Para, chapitre 5, Michna 2. Ce chapitre traite des récipients utilisés pour la préparation des eaux de la 'hatas, ces eaux dans lesquelles on dépose les cendres de la Para Adouma. Notre michna s'occupe d'un détail qui surgit après l'immersion d'un récipient dans le mikvé : l'eau qui reste accrochée à sa paroi intérieure.
La Michna enseigne : "Hamatbil kli le'hatas bemayim che'einan re'ouyim lekadech, tsarikh lenagev" : celui qui plonge un récipient destiné à la 'hatas dans une eau impropre au kidouch, l'acte de sanctification, est tenu d'essuyer ce récipient. "Bemayim chehem re'ouyim lekadech, eino tsarikh lenagev" : si l'immersion a eu lieu dans une eau propre au kidouch, aucun essuyage ne lui est demandé. "Im lehossif letokho mayim mekoudachim, bein kakh oubein kakh tsarikh lenagev" : mais si l'intention est de verser dans ce récipient de l'eau déjà sanctifiée par les cendres, l'essuyage est requis dans les deux cas.
Dans quelle eau a-t-il été plongé ?
Il s'agit d'un récipient préparé pour la 'hatas, destiné à être rempli d'eau puis sanctifié avec les cendres de la Para Adouma. Avant son utilisation on le plonge, et la question porte sur la nature de l'eau dans laquelle il a été plongé.
S'il a été plongé dans une eau qui n'est pas apte à la sanctification des eaux de la 'hatas, c'est-à-dire de l'eau ordinaire de mikvé et non de l'eau puisée à une source, le résidu resté à l'intérieur du récipient pose problème, et il doit sécher le récipient avant de l'employer.
Si en revanche l'immersion s'est faite dans une eau elle-même apte à la sanctification, de l'eau de source, rien de gênant n'adhère aux parois du récipient, et il n'a nullement besoin de le sécher.

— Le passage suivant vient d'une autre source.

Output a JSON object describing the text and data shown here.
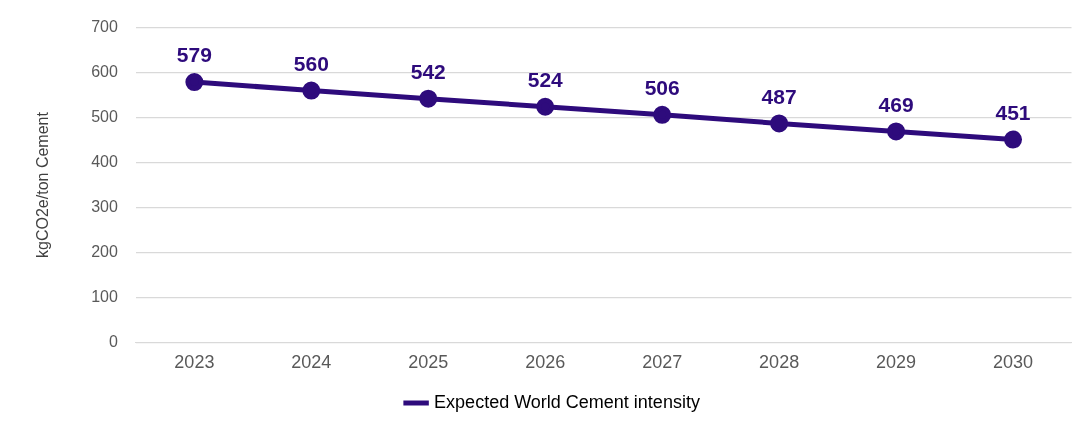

Lorsqu'on y ajoute de l'eau sanctifiée
La dernière clause est plus exigeante. Si ce récipient est préparé pour recevoir de l'eau déjà sanctifiée par les cendres, versée en lui depuis un autre endroit, alors quelle que soit l'eau de l'immersion, apte ou inapte, le récipient doit d'abord être séché.
Le message de la Michna est bien dans l'esprit des lois de la 'hatas : même quelques gouttes restées au fond d'un récipient sont pesées avec soin, car la pureté et l'intégrité des eaux de la 'hatas dépendent de détails qui passeraient inaperçus partout ailleurs.